Mojo function

rms_norm_rope_gpu

rms_norm_rope_gpu[input_dtype: DType, cos_sin_dtype: DType, rank: Int, //, input_fn: def[width: Int, rank: Int](IndexList[rank]) capturing -> SIMD[input_dtype, width], cos_fn: def[width: Int, rank: Int](IndexList[rank]) capturing -> SIMD[cos_sin_dtype, width], sin_fn: def[width: Int, rank: Int](IndexList[rank]) capturing -> SIMD[cos_sin_dtype, width], output_fn: def[width: Int, alignment: Int](IndexList[rank], SIMD[input_dtype, width]) capturing -> None, multiply_before_cast: Bool, pdl_level: PDLLevel = PDLLevel(1)](shape: IndexList[rank, element_type=shape.element_type], gamma: TileTensor[input_dtype, gamma.LayoutType, gamma.origin, address_space=gamma.address_space, linear_idx_type=gamma.linear_idx_type, element_size=gamma.element_size], epsilon: Scalar[input_dtype], weight_offset: Scalar[input_dtype], cos_vals: TileTensor[cos_sin_dtype, cos_vals.LayoutType, cos_vals.origin, address_space=cos_vals.address_space, linear_idx_type=cos_vals.linear_idx_type, element_size=cos_vals.element_size], sin_vals: TileTensor[cos_sin_dtype, sin_vals.LayoutType, sin_vals.origin, address_space=sin_vals.address_space, linear_idx_type=sin_vals.linear_idx_type, element_size=sin_vals.element_size], ctx: DeviceContext)
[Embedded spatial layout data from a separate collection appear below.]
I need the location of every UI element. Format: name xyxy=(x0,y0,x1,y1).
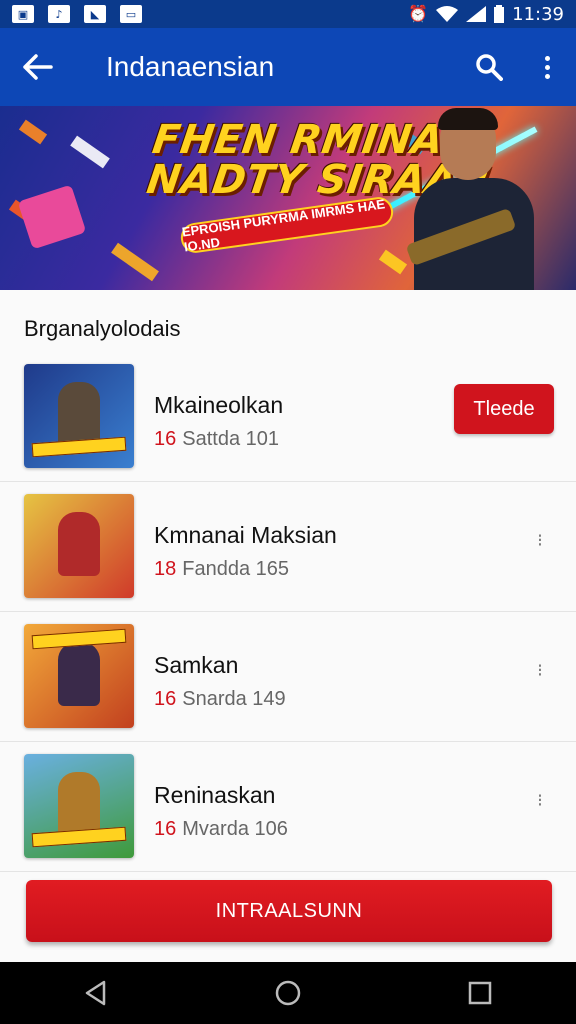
shard-decoration xyxy=(18,119,48,145)
signal-icon xyxy=(466,6,487,22)
status-time: 11:39 xyxy=(512,3,564,25)
item-thumbnail xyxy=(24,754,134,858)
share-icon[interactable]: ⁝ xyxy=(528,528,552,552)
battery-icon xyxy=(494,5,505,23)
share-icon[interactable]: ⁝ xyxy=(528,788,552,812)
list-item[interactable]: Samkan 16 Snarda 149 ⁝ xyxy=(0,612,576,742)
trade-button[interactable]: Tleede xyxy=(454,384,554,434)
item-title: Samkan xyxy=(154,652,239,678)
list-panel: Brganalyolodais Mkaineolkan 16 Sattda 101… xyxy=(0,290,576,962)
wifi-icon xyxy=(436,6,459,22)
page-title: Indanaensian xyxy=(106,51,275,82)
triangle-back-icon xyxy=(85,980,106,1006)
more-options-button[interactable] xyxy=(518,28,576,106)
search-button[interactable] xyxy=(460,28,518,106)
item-meta-text: Mvarda 106 xyxy=(182,818,288,840)
item-thumbnail xyxy=(24,494,134,598)
back-button[interactable] xyxy=(0,28,76,106)
item-number: 18 xyxy=(154,558,177,580)
item-meta: 16 Sattda 101 xyxy=(154,428,279,451)
nav-home-button[interactable] xyxy=(258,963,318,1023)
item-meta-text: Fandda 165 xyxy=(182,558,290,580)
app-bar: Indanaensian xyxy=(0,28,576,106)
banner-ribbon: EPROISH PURYRMA IMRMS HAE IO.ND xyxy=(178,195,396,255)
item-meta-text: Sattda 101 xyxy=(182,428,279,450)
shard-decoration xyxy=(70,135,110,169)
nav-back-button[interactable] xyxy=(66,963,126,1023)
item-number: 16 xyxy=(154,688,177,710)
item-title: Kmnanai Maksian xyxy=(154,522,337,548)
list-item[interactable]: Mkaineolkan 16 Sattda 101 Tleede xyxy=(0,352,576,482)
square-recents-icon xyxy=(468,981,492,1005)
cube-decoration xyxy=(17,184,87,250)
shard-decoration xyxy=(111,242,159,282)
item-meta: 18 Fandda 165 xyxy=(154,558,289,581)
item-meta-text: Snarda 149 xyxy=(182,688,286,710)
promo-banner[interactable]: FHEN RMINAN NADTY SIRAAI! EPROISH PURYRM… xyxy=(0,106,576,290)
alarm-icon: ⏰ xyxy=(408,4,429,23)
item-meta: 16 Mvarda 106 xyxy=(154,818,288,841)
list-item[interactable]: Reninaskan 16 Mvarda 106 ⁝ xyxy=(0,742,576,872)
image-icon: ◣ xyxy=(84,5,106,23)
item-thumbnail xyxy=(24,624,134,728)
system-nav-bar xyxy=(0,962,576,1024)
arrow-left-icon xyxy=(23,54,53,80)
item-thumbnail xyxy=(24,364,134,468)
item-number: 16 xyxy=(154,428,177,450)
banner-hero-figure xyxy=(405,106,550,290)
more-vert-icon xyxy=(544,55,550,79)
nav-recents-button[interactable] xyxy=(450,963,510,1023)
item-number: 16 xyxy=(154,818,177,840)
item-meta: 16 Snarda 149 xyxy=(154,688,286,711)
status-bar: ▣ ♪ ◣ ▭ ⏰ 11:39 xyxy=(0,0,576,28)
primary-action-button[interactable]: INTRAALSUNN xyxy=(26,880,552,942)
section-title: Brganalyolodais xyxy=(24,316,181,341)
item-title: Reninaskan xyxy=(154,782,276,808)
gallery-icon: ▣ xyxy=(12,5,34,23)
circle-home-icon xyxy=(275,980,301,1006)
list-item[interactable]: Kmnanai Maksian 18 Fandda 165 ⁝ xyxy=(0,482,576,612)
search-icon xyxy=(476,54,503,81)
share-icon[interactable]: ⁝ xyxy=(528,658,552,682)
music-icon: ♪ xyxy=(48,5,70,23)
shard-decoration xyxy=(378,249,408,275)
item-title: Mkaineolkan xyxy=(154,392,284,418)
wallet-icon: ▭ xyxy=(120,5,142,23)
Fused RMS normalization followed by Rotary Position Embedding (RoPE) for GPU.

Computes: normed = rms_norm(input, gamma, epsilon, weight_offset) x1, x2 = split(normed, axis=-1) # halves along last dim rotated = concat(-x2, x1, axis=-1) output = normed * cos_vals + rotated * sin_vals

The last dimension must be a known even number.